Порой очевидные изъяны собственного подразделения не только не подрывали, но даже укрепляли веру в коллективистские ценности: приоритет общих интересов над личными, взаимоподдержка, заботливость, доброжелательность, сострадание горестям и сорадование удачам товарищей, приверженность группе, готовность к совместному преодолению трудностей, ощущение персональной ответственности за общие неудачи, рефлексия воздействия своих поступков на благополучие ближних... Непосредственный жизненный опыт нередко противоречил подобным нормам, но сомнений в их значимости не порождал. Почему? Массированная пропагандистская подпитка? Не исключено, но маловероятно: в 80-е гг. после замены коммунизма олимпиадой к агитации относились скептично. В дружеских застольях и курилках Моральный кодекс строителя коммунизма не обсуждался, да и на партийных собраниях в верности ему не клялись. Чем же в таком случае поддерживался бытовой и трудовой коллективизм соотечественников? Мировую известность заслуженно получил ответ голландского исследователя Г. Хофстеде, опубликовавшего в 1980 г. книгу «Последствия культуры»[1-33]
. Проанализировав взгляды более 100 тысяч сотрудников международной корпорации из нескольких десятков стран, автор обнаружил обусловленность представлений подспудными особенностями национальной культуры, в том числе исторически сложившейся мерой зависимости населения от социальных связей и структур. Если эта зависимость у большинства традиционно сильна, люди глубоко интегрированы в социальные группы и лояльны им в обмен на заботу и защиту, культура именуется коллективистической.

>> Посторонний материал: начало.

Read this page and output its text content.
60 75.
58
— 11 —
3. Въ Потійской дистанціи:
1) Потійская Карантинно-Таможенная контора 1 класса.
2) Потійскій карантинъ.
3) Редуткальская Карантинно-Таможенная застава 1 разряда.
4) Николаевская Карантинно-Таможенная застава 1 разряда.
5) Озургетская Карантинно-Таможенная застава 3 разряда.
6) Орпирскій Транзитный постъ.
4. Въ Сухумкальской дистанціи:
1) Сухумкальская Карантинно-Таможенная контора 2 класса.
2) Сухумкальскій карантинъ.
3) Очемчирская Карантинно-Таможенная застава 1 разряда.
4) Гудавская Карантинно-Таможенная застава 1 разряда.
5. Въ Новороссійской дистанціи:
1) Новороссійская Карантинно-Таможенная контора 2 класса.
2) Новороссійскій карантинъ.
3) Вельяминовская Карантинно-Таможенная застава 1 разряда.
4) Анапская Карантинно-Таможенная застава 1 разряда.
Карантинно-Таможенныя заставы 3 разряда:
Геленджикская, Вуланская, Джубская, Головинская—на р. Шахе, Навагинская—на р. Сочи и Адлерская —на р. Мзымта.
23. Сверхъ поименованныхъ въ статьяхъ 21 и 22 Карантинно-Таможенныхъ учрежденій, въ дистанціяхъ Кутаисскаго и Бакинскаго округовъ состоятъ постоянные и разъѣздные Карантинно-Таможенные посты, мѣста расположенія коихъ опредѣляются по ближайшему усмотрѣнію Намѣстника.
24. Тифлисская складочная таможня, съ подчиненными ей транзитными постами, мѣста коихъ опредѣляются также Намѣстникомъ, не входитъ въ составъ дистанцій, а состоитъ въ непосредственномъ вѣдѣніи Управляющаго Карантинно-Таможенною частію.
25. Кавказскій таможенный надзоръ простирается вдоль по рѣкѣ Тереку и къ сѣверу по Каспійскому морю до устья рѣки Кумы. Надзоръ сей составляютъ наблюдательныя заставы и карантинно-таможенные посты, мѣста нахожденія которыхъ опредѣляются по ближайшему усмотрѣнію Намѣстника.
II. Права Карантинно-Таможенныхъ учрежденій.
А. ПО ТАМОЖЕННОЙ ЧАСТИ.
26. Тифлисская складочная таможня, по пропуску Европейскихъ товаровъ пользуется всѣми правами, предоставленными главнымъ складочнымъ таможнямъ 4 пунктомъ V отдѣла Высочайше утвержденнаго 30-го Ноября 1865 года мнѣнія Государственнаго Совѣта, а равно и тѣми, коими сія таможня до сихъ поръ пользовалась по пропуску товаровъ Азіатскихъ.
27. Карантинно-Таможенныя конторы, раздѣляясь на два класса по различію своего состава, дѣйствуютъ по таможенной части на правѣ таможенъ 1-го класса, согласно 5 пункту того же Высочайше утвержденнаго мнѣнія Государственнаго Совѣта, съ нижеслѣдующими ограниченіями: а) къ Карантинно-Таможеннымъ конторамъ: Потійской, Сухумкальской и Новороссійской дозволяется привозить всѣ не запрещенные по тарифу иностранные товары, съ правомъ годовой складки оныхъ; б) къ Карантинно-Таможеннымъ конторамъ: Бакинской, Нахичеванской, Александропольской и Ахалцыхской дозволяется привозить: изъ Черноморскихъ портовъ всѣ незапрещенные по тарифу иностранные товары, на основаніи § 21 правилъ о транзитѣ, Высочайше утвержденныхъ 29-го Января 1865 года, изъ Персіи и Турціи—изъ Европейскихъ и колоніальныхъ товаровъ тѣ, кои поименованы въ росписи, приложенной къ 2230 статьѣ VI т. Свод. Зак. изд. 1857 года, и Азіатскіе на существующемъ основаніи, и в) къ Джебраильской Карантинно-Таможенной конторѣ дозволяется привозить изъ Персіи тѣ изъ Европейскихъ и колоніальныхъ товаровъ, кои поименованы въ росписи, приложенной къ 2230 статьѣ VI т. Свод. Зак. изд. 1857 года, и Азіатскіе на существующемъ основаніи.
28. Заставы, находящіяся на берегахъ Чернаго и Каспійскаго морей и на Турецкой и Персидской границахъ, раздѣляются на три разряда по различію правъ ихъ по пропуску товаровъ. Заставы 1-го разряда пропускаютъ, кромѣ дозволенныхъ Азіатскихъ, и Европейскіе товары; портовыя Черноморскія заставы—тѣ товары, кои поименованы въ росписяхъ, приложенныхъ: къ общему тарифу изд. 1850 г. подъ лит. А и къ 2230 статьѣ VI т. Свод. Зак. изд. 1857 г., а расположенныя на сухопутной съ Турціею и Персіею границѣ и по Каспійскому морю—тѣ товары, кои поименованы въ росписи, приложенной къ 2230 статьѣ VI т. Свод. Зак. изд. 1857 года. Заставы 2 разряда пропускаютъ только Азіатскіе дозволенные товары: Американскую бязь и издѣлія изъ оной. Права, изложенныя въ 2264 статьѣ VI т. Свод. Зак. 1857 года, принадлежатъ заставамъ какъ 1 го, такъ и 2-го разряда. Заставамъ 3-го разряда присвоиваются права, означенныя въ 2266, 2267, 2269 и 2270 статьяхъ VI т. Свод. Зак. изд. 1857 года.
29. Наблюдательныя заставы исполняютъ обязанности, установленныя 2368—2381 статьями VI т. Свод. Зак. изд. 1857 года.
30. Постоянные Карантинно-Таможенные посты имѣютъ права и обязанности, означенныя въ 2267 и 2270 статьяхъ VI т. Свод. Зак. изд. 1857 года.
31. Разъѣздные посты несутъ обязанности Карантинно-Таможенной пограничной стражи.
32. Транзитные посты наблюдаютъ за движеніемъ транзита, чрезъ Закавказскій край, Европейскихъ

Доминирование независимости, надежды на себя и личной ответственности свидетельствует об индивидуалистической направленности культуры.Хофстеде не был первооткрывателем коллективизма и индивидуализма как социокультурных конструктов. «Политические философы данные конструкты использовали в течение 300 лет», — заметил патриарх их психологического изучения Г. Триандис[1-34]
, в качестве рецензента поддержавший публикацию книги Хофстеде. Однако именно многолетний проект последнего, во-первых, реанимировал исследования макросоциальной детерминации индивидуальной жизнедеятельности, а во-вторых, стимулировал интерес к коллективизму и индивидуализму как «измерениям», «параметрам», «аспектам», «конструктам», «синдромам» культуры. Культурным синдромом Триандис[1-35] называет общепринятую систему убеждений, установок, норм, ценностей, ролей, свойственную членам подавляющего большинства социальных общностей. Согласно этому автору[1-36], в коллективистских культурах люди считают себя прежде всего представителями групп, чьи цели важнее личных интересов, а нормы — собственных установок, которыми можно без дискомфорта пренебречь для сохранения гармонии, поддерживаемой искренней эмпатией к заслуживающим самопожертвования «своим». Верность группе здесь сопряжена со страхом отторжения от нее, что обостряет чувство долга и приверженность сложившимся взаимозависимостям. Прототипическим образцом коллективистских отношений является семья, объединяющая людей «долговременными эмоциональными связями и общими целями»[1-37] и задающая соответствующие ценностные ориентиры воспитания детей. Сославшись на результаты исследования известного израильского психолога С. Шварца[1-38], Триандис отмечает: «В коллективистских культурах в гораздо большей степени, чем в индивидуалистических, детей воспитывают так, чтобы во взрослой жизни они исполняли свои обязанности, жертвовали собой ради группы и подчинялись властям»[1-39].Вернувшись к вопросу о глубинных истоках коллективизма советских людей в 80-е гг. прошлого века, наивно искать их в Конституции, решениях XXII партийного съезда, Законе о коллективах и сопутствующих постановлениях ЦК КПСС, ВЦСПС и правительства. Регламентируя публичный дискурс и социальное поведение, эти директивы не определяли коммунальные привязанности, инстинкты и привычки не столь уж зомбированных в это время сограждан. На наш взгляд, воспользовавшись уроками кросс-культурной психологии, причину советского коллективизма разумнее видеть в исторически и биографически укорененных жизненных практиках и ценностях. Используя формулировку А. Г. Асмолова[1-40]
— в усвоенных в процессе социализации неосознаваемых социалистических образцах мировоззрения и поведения, отражающих «типовые программы культуры». «Что же представляют собой типовые программы культуры, являющиеся регуляторами человеческого поведения?» — задается вопросом Т. Г. Стефаненко[1-41] и с позиций этнопсихолога обращается к понятию «традиция», трактуемому сегодня как передача от поколения к поколению ценностей, нравственных норм, убеждений и связанных с ними обычаев, ритуалов, поведенческих стереотипов.